Using Amazon Kinesis with the AWS.NET API Part 5: validation

Introduction

In the previous post we got as far as having a simple but functioning messaging system. The producer and client apps are both console based and the message handler is the ready-to-use Amazon Kinesis. We have a system that we can built upon and scale up as the message load increases. Kinesis streams can be scaled to handle virtually unlimited amounts of messages.

This post on Kinesis will discuss message validation.

You’ll need to handle the incoming messages from the stream.
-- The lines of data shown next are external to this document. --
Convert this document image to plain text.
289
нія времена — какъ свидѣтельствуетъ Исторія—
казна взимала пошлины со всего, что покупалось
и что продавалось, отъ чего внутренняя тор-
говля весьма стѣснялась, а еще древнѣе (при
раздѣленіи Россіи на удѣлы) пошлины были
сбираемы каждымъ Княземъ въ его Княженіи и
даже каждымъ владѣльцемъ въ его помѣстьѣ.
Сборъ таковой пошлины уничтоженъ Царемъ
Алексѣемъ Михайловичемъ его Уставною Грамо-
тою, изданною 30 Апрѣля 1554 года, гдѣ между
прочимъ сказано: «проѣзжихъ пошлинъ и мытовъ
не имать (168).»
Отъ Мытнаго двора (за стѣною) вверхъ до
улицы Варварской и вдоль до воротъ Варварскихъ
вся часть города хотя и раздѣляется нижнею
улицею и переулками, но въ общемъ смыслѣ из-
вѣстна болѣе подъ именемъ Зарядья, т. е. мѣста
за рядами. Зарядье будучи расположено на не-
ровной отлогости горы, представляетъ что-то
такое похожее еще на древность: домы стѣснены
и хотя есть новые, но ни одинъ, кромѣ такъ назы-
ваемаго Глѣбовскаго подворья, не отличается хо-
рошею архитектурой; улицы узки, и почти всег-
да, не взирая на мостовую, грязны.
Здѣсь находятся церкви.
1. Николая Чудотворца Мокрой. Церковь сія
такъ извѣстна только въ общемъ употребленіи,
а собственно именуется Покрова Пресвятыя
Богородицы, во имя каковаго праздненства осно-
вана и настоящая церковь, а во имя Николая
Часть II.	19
Normally they should follow the specified format, such as JSON or XML with the predefined property names and casing. However, this is not always guaranteed as Kinesis does not itself validate any incoming message. Also, your system might be subject to fake data. So you’ll almost always need to have some message validation in place and log messages that cannot be processed or are somehow invalid.

Open the demo application we’ve been working on so far and let’s get to it.

Validation

We ended up with the following bit of code in AmazonKinesisConsumer:

if (records.Count > 0)
{
	Console.WriteLine("Received {0} records. ", records.Count);
	foreach (Record record in records)
	{
		string json = Encoding.UTF8.GetString(record.Data.ToArray());
		Console.WriteLine("Json string: " + json);
	}
}

We’ll build up the new code step by step and present the new version of the ReadFromStream() method at the end.

Our first task is to check if “json” is in fact valid JSON. There’s no dedicated method for that in JSON.NET so we’ll just see if the string can be parsed into a generic JToken:

string json = Encoding.UTF8.GetString(record.Data.ToArray());
try
{
        JToken token = JContainer.Parse(json);
}
catch (Exception ex)
{
        //simulate logging
	Console.WriteLine("Could not parse the following message, invalid json: {0}", json);
}

Normally every message that cannot be parsed should be logged and analysed. Here we just print the unparseable message to the console. If you’re interested in logging you can check out the posts on this blog here and here.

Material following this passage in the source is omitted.